I don’t know about anyone else, but Pascal’s “distraction from wretchedness” becomes more and more my motivation. I find myself singing, not because I like the song, but because old iniquities are coming to mind and I don’t want to remember them. I read while I watch movies, because with only one distraction I might notice my fallen state, and the knowledge of how low I am is intolerable.
However, Jack’s position, that truly believing in the benevolence and even love of God cultivates a happiness magnificent enough to dwarf the insecurities, worries, and, yes, wretchedness, that come from a blinkered preoccupation with the secular, seems not just a mollifying sentiment but a wise and practical tenet to live by.
If we really believed, I mean really, experientially believed that we were personally loved by the Being Who created the universe, would we really be bothered if someone disagreed with us, belittled us, or really, harmed us in any way? Would it matter? The insecurity that compels us to lash out in despair would finally be resolved. Why would we need earthly validation if we knew that our real selves — not the narrow mean selves we’re forced into being — were forever irrevocably loved.
Indeed, I suspect that if I ever prove capable of taking Jack’s invocations to heart successfully, I will look back on my hours (months? Years? Decades?) of anxiety and dissatisfaction as needless capitulation to pointless doubt, hours spent in godlessness, while God was right there had I just been wise and courageous enough to believe. But it is hard to believe.

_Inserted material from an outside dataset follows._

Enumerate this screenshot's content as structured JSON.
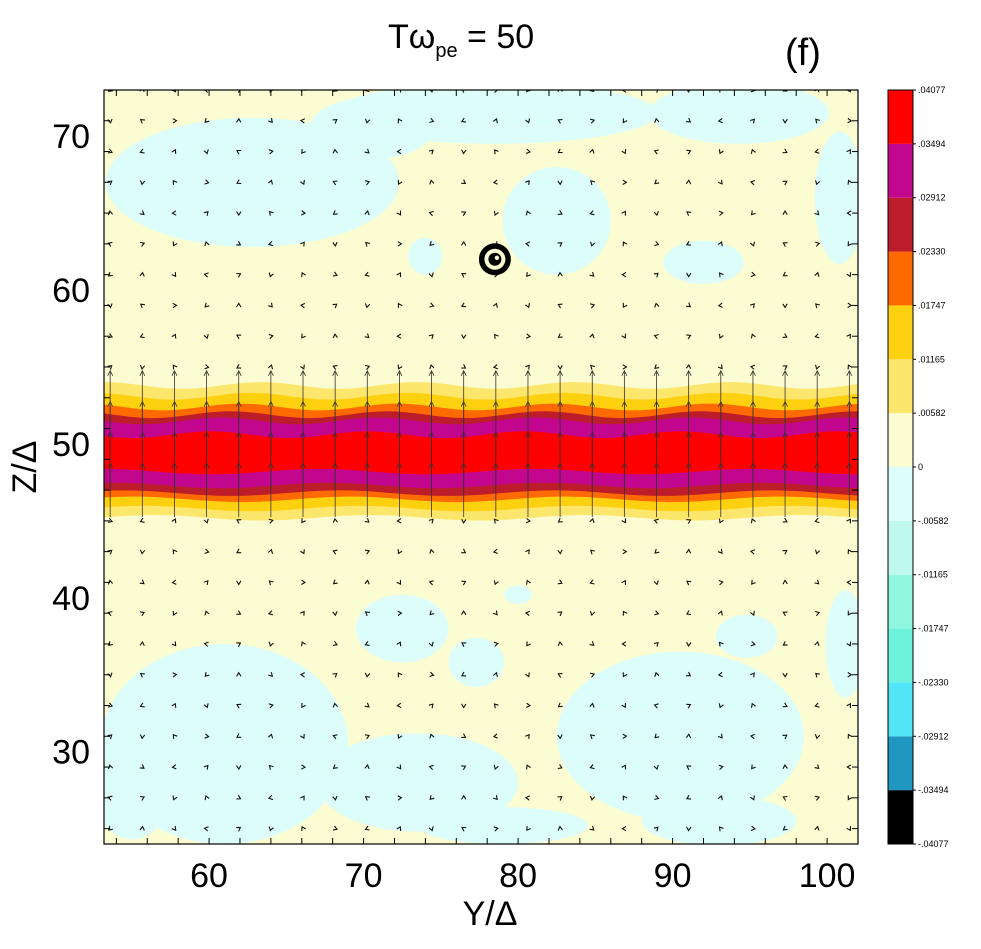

Not “in God”— Since the first time it was mentioned to me in a ghetto Baptist school when I was five, it has never been difficult for me to believe in the existence of a God; this probably indicates more my sloppy and unscientific nature rather than any effortless inclination to religiosity. No, it’s hard to believe that the belief in God’s love is enough to assuage the sting of even the pettiest insult, let alone the devastation of real human tragedy. I’m not assuming Ivan Karamazov’s stand of, “how can we believe in a God who allows babies to be murdered?”—he made his point very convincingly and even so was soundly mo’ded by the gentle and persistent devotion of Alexei. I can accept that God allows suffering and I wouldn’t assert something so myopic as that this proves His lack of benevolence or even His absence altogether—but I can’t help but draw the line at His love for each of us being a palliative or encouraging conviction.

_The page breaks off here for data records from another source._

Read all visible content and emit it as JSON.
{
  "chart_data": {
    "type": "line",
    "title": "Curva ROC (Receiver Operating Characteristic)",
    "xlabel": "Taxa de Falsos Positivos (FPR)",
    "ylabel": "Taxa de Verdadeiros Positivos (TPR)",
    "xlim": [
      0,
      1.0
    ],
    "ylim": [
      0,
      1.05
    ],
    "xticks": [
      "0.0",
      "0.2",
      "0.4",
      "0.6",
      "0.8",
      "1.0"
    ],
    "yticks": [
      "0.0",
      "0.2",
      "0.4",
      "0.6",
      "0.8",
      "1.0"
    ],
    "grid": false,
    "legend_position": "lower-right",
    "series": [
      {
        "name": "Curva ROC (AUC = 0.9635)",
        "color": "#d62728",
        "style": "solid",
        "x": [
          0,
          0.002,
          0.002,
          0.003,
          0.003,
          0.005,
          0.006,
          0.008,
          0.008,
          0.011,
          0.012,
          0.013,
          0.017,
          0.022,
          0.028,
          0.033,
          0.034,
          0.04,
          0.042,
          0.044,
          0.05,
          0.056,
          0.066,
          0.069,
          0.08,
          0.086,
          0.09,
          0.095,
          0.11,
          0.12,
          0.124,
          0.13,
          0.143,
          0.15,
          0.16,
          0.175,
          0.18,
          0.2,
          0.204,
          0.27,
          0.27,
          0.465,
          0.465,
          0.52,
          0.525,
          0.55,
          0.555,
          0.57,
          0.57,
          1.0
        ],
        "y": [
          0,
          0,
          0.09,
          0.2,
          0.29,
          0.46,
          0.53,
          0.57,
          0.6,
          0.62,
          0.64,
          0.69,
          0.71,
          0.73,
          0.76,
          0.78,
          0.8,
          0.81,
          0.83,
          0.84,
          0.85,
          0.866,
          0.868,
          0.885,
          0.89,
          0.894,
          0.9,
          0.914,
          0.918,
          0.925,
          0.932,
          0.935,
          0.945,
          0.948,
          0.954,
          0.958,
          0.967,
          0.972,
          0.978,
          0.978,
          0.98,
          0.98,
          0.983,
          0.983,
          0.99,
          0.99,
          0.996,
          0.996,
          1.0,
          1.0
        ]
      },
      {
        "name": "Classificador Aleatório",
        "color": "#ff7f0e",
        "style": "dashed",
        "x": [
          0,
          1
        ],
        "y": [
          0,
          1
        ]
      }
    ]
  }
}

For something to offer encouragement or alleviation from wretchedness, one has to believe that that thing promises real respite from the things that make one wretched. But we know that whether God loves us or not, we are stuck until we die in a world which promises a near-constant barrage of insults, failures, grievances, tragedies, disappointments, iniquities, deaths, humiliations, resentments, sorrows, loss, and wretchedness. We cannot point to anyone whom, perhaps, God loved more and thus made to suffer less, nor anyone whom God definitely loved less and so who conversely suffered more. No, God loves us all equally, and yet suffering is doled out at best, randomly; at worst, with the totality of a carpet bombing. Knowing that God’s love has no effect on the events, good and bad, that befall us in our lives, and that neither does it gravitate in greater quantity to those who work harder to be worthy of it (i.e. those who make a more concerted effort not to be assholes), how can the knowledge that He loves each of us provide real solace?
Reduced to bluntness, my point is, “God loves me. …And?”
God loves me and he loved Genghis Khan, and Ann Frank and Stalin, and the Grand Inquisitor and Dostoevsky and the slaughtered babies and their mothers and Milosevic and my dead father. This may be true, and I believe it is true. But how on earth can I glean comfort from it?